RYAM, locally known as Rayonier, applied to the Florida Department of Environmental Protection for an air quality permit to build the plant. According to the permit application, which was submitted Nov. 13, RYAM is proposing to build a second-generation project plant that will use spent sulfite liquor, a product of its process at the plant, as the basis for ethanol fermentation. The proposed plant will be capable of producing approximately 7.5 million gallons of bioethanol for sale each year.
Community members have been outspoken in their concerns and opposition to the new production facility, citing safety and environmental issues as well as the strain that could be placed on local resources and infrastructure. Opponents of the plant also cited what they said was the prohibition of the plant in city code.
The city’s Comprehensive Plan, 1.07.12(g) states, “Heavy metal fabrication, batch plants, salvage yards, chemical or petroleum manufacturing or refining, rubber or plastics manufacturing, or other uses generating potentially harmful environmental or nuisance impacts shall be prohibited.” The Land Development Code 1.07.00 lists uses for property zoned Heavy Industrial, and said, “Such use does not include heavy metal fabrication, batch plants, salvage yards, chemical or petroleum manufacturing or refining, rubber or plastics manufacturing, or other uses generating potentially harmful environmental or nuisance impacts.”
City Attorney Tammi Bach asked the law firm Weiss, Serota, Helfman Cole + Bierman to issue an opinion on the matter.

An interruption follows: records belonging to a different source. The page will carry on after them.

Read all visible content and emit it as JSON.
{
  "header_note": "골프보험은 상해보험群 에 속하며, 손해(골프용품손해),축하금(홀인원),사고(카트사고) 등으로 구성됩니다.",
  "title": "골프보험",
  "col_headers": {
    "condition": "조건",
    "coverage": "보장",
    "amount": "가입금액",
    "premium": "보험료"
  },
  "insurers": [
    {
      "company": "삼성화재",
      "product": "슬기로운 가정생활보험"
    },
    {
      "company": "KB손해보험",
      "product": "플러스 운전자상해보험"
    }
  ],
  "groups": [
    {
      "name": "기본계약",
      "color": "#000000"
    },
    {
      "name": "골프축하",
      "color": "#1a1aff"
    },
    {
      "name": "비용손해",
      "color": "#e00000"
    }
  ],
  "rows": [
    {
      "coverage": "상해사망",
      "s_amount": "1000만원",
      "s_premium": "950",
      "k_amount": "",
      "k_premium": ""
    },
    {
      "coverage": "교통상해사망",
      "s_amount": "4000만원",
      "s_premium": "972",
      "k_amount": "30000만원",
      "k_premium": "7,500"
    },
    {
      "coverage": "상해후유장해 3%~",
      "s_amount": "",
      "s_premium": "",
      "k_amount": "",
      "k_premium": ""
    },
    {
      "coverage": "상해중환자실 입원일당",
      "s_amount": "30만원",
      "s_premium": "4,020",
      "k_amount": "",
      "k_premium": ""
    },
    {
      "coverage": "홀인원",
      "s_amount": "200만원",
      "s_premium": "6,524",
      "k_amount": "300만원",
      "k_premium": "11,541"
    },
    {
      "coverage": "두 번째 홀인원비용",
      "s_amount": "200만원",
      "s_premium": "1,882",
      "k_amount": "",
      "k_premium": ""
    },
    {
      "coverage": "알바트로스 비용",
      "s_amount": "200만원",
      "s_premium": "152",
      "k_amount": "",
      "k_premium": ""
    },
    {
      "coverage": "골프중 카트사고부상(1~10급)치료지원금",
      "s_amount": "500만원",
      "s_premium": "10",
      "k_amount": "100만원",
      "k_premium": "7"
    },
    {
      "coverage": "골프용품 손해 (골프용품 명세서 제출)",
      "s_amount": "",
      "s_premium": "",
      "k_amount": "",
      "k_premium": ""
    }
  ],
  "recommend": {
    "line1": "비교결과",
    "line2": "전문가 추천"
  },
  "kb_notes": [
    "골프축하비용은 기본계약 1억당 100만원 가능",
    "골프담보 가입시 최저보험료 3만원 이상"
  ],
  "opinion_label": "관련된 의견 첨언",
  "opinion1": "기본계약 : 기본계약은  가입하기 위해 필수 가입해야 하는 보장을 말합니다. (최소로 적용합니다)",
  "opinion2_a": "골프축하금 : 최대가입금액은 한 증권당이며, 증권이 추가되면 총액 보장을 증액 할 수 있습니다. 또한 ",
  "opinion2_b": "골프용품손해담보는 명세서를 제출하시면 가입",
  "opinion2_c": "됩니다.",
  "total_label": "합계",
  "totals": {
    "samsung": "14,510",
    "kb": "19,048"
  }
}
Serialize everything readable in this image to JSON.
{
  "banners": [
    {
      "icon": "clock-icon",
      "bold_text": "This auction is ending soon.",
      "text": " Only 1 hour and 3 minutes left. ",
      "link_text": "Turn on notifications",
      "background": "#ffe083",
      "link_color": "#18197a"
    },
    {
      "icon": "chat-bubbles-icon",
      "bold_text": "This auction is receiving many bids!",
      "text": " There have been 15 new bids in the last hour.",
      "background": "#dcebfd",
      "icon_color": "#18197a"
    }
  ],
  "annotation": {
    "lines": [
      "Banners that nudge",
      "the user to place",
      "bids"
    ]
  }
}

That 13-page opinion was returned May 23. In it, attorneys James White and Susan Trevarthen gave a short answer as well as a longer answer explaining the reasoning behind their opinion.
“It is our opinion that the proposed Bioethanol Plant is not an allowable use consistent with the City’s Comprehensive Plan and LDC,” the opinion read. “Both the Comprehensive Plan, in its Industrial future land use category, and the LDC, in the definitions applicable to the I-2 Heavy Industrial zoning, expressly prohibit the proposed use on the Property. Therefore, state law requires the City to reject the development and operation of this land use.”
The News-Leader has reached out to the city commission and will provide an in-depth analysis of the opinion as well as comments from stakeholders in the May 29 issue.